Alderman’s original paintings, art and decor have appeared in parks, residences, restaurants, offices and museums from southern California to Maine, on TOH, Dream House and Today, four decorator show houses, with a retrospective of her symmetry silkscreens at RISD in 2016. Her designs appeared on covers of Publishers Weekly, Harvard Magazine, novels and the 600+page best seller Woman's Almanac, 12 How to Handbooks in One.
She was a graphic designer and writer of historical walking tours including, The Path of the Law from Beacon Hill to Faneuil Hall for Suffolk University and brochures for the Cambridge Historical Society. She designed and edited historical exhibitions that toured the Boston Public Library, New York Harvard Club and greater Boston. She designed covers for the Phonebook local telephone books and wrote feature profiles for community newspapers.
Holly was a teaching assistant in design with Arthur Loeb at Harvard where she organized a national 3-day conference on design science and synergetics, the structure of ordered space. She studied art and architectural history at the college. She was an assistant art teacher at Buckingham Lower School in Cambridge after college, and later taught public mural design and decorative painting and painted murals in parks with grants from Massachusetts Arts Council and arts councils of Cambridge and Belmont. She was first appointed a teaching assistant in art at 16 by a lifelong teacher who studied at École des Beaux-Arts in Paris and Moore College of Art in Philadelphia, originally from Bern, Switzerland.

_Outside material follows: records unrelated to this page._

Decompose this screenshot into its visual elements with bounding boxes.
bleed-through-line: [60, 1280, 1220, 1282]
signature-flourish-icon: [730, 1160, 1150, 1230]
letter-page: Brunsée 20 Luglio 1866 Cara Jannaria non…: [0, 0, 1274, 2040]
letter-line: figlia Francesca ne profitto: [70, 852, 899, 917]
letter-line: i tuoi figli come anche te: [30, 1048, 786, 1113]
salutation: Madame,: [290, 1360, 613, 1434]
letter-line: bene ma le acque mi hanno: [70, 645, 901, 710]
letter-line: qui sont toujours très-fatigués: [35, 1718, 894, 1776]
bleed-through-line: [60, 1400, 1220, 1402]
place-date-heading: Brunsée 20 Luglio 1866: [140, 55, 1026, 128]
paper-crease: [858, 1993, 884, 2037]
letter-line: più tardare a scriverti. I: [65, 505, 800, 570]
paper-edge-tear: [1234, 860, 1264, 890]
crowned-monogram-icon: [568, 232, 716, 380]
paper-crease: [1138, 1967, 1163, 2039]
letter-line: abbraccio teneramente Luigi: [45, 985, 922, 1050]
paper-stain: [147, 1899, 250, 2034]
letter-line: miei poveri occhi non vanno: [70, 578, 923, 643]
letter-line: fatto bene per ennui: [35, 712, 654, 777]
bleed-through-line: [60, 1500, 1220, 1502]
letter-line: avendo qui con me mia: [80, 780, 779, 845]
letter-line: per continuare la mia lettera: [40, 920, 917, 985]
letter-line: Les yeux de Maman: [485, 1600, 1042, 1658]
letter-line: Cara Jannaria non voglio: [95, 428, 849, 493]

Back in South Hadley, several houses nearby and in Belmont and Lexington MA were designed in 1947-52 with panoramic walls of glass by Bissell Alderman FAIA, Alderman and MacNeish, Architects and Engineers, also Professor of Architecture at MIT whose students included I. M. Pei. His father, G.P.B. Alderman, a teen apprentice to architects in Chicago and Evanston, opened his own architecture firm at age 23: Alderman & Alderman, and continued to designed town halls, banks, apartment blocks, retail blocks, churches, synagogues, schools and park streets of Victorian houses in New England industrial cities.